La Fédération des syndicats militaires est une institution héritée de l’organisation soviétique. Du temps de l’URSS, l’ensemble du personnel était syndiqué. Aujourd’hui, un grand nombre d’employés n’ont pas repris leur carte. A l’époque soviétique, la Fédération employait douze personnes à temps plein pour gérer ses affaires. Aujourd’hui, elle n’en emploie plus que quatre (le président, le vice-président et deux secrétaires). Les responsables actuels du syndicat évoquent la période soviétique avec nostalgie. "Avant, la situation économique était meilleure. Le ministère de la Défense finançait les activités sociales du personnel civil. Depuis la thérapie de choc, les choses ont changé. La situation économique est difficile" affirme le président de la Fédération, Spartak Arzavkine. Du temps de l’URSS, les syndicats militaires s’occupait majoritairement d’organiser des camps de pionniers pour les enfants du personnel, d’ouvrir des maisons de la culture...
Depuis le changement de régime, le statut et les conditions d’action de la fédération syndicale militaire ont changé, mais elle semble avoir du mal à se débarasser de ses anciens réflexes. Désormais, elle est théoriquement indépendante du pouvoir et du ministère de la Défense. Dans les faits, elle semble encore largement dépendante de cette dernière institution. Les responsables de la Fédération des syndicats militaires entretiennent de très bonnes relations avec les dirigeants du ministère de la Défense. Pour eux, le non-paiement des salaires du personnel civil des forces armées, la diminution du niveau de vie, les problèmes de logements des employés ne sont pas imputables au ministère de la Défense mais plutôt aux responsables civils au Parlement et dans l’administration présidentielle, qui ne débloquent pas les fonds nécessaires.

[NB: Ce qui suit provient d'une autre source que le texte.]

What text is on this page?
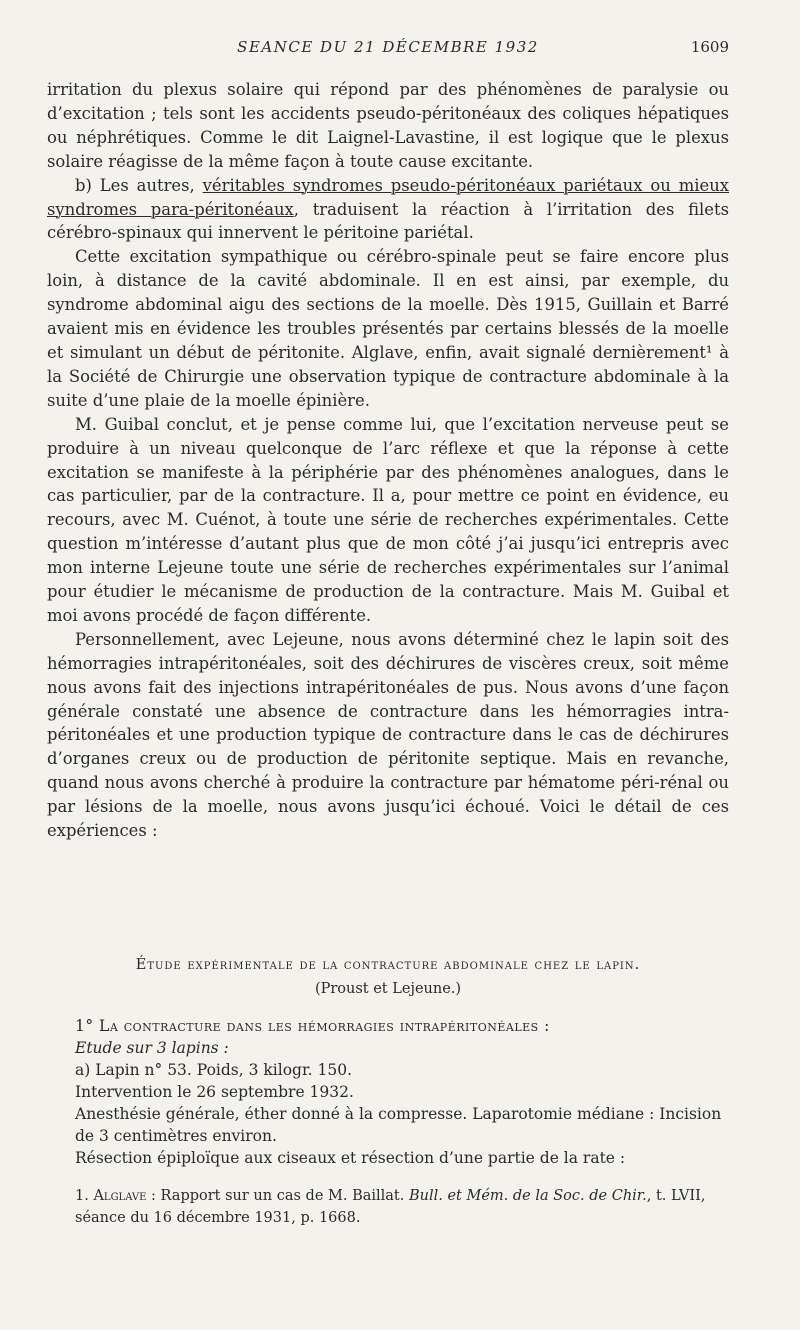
SEANCE DU 21 DÉCEMBRE 1932	1609

irritation du plexus solaire qui répond par des phénomènes de paralysie ou d’excitation ; tels sont les accidents pseudo-péritonéaux des coliques hépatiques ou néphrétiques. Comme le dit Laignel-Lavastine, il est logique que le plexus solaire réagisse de la même façon à toute cause excitante.

b) Les autres, véritables syndromes pseudo-péritonéaux pariétaux ou mieux syndromes para-péritonéaux, traduisent la réaction à l’irritation des filets cérébro-spinaux qui innervent le péritoine pariétal.

Cette excitation sympathique ou cérébro-spinale peut se faire encore plus loin, à distance de la cavité abdominale. Il en est ainsi, par exemple, du syndrome abdominal aigu des sections de la moelle. Dès 1915, Guillain et Barré avaient mis en évidence les troubles présentés par certains blessés de la moelle et simulant un début de péritonite. Alglave, enfin, avait signalé dernièrement¹ à la Société de Chirurgie une observation typique de contracture abdominale à la suite d’une plaie de la moelle épinière.

M. Guibal conclut, et je pense comme lui, que l’excitation nerveuse peut se produire à un niveau quelconque de l’arc réflexe et que la réponse à cette excitation se manifeste à la périphérie par des phénomènes analogues, dans le cas particulier, par de la contracture. Il a, pour mettre ce point en évidence, eu recours, avec M. Cuénot, à toute une série de recherches expérimentales. Cette question m’intéresse d’autant plus que de mon côté j’ai jusqu’ici entrepris avec mon interne Lejeune toute une série de recherches expérimentales sur l’animal pour étudier le mécanisme de production de la contracture. Mais M. Guibal et moi avons procédé de façon différente.

Personnellement, avec Lejeune, nous avons déterminé chez le lapin soit des hémorragies intrapéritonéales, soit des déchirures de viscères creux, soit même nous avons fait des injections intrapéritonéales de pus. Nous avons d’une façon générale constaté une absence de contracture dans les hémorragies intra-péritonéales et une production typique de contracture dans le cas de déchirures d’organes creux ou de production de péritonite septique. Mais en revanche, quand nous avons cherché à produire la contracture par hématome péri-rénal ou par lésions de la moelle, nous avons jusqu’ici échoué. Voici le détail de ces expériences :

Étude expérimentale de la contracture abdominale chez le lapin.
(Proust et Lejeune.)

1° La contracture dans les hémorragies intrapéritonéales :

Etude sur 3 lapins :

a) Lapin n° 53. Poids, 3 kilogr. 150.

Intervention le 26 septembre 1932.

Anesthésie générale, éther donné à la compresse. Laparotomie médiane : Incision de 3 centimètres environ.

Résection épiploïque aux ciseaux et résection d’une partie de la rate :

1. Alglave : Rapport sur un cas de M. Baillat. Bull. et Mém. de la Soc. de Chir., t. LVII, séance du 16 décembre 1931, p. 1668.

Pour tenter de défendre ses membres, la Fédération des syndicats militaires tente de faire pression auprès des parlementaires, elle envoie des courriers aux grandes fractions politiques de la Douma. Les dirigeants de la Fédération des syndicats militaires développent un discours politisé, qui dépasse leur domaine d’action. Le président de la Fédération affirme ainsi "Avant, les gens avaient les moyens pour vivre, la médecine était gratuite. Aujourd’hui, tout cela n’existe plus. Les gens n’ont pas confiance dans le Président, d’où le développement du vote communiste". Lors des élections législatives de décembre 1995, la Fédération des syndicats militaires tente de constituer un lobby à la Douma. Elle participe aux élections avec le bloc "Union du travail". Ce bloc ne récolte que 1,55% des suffrages.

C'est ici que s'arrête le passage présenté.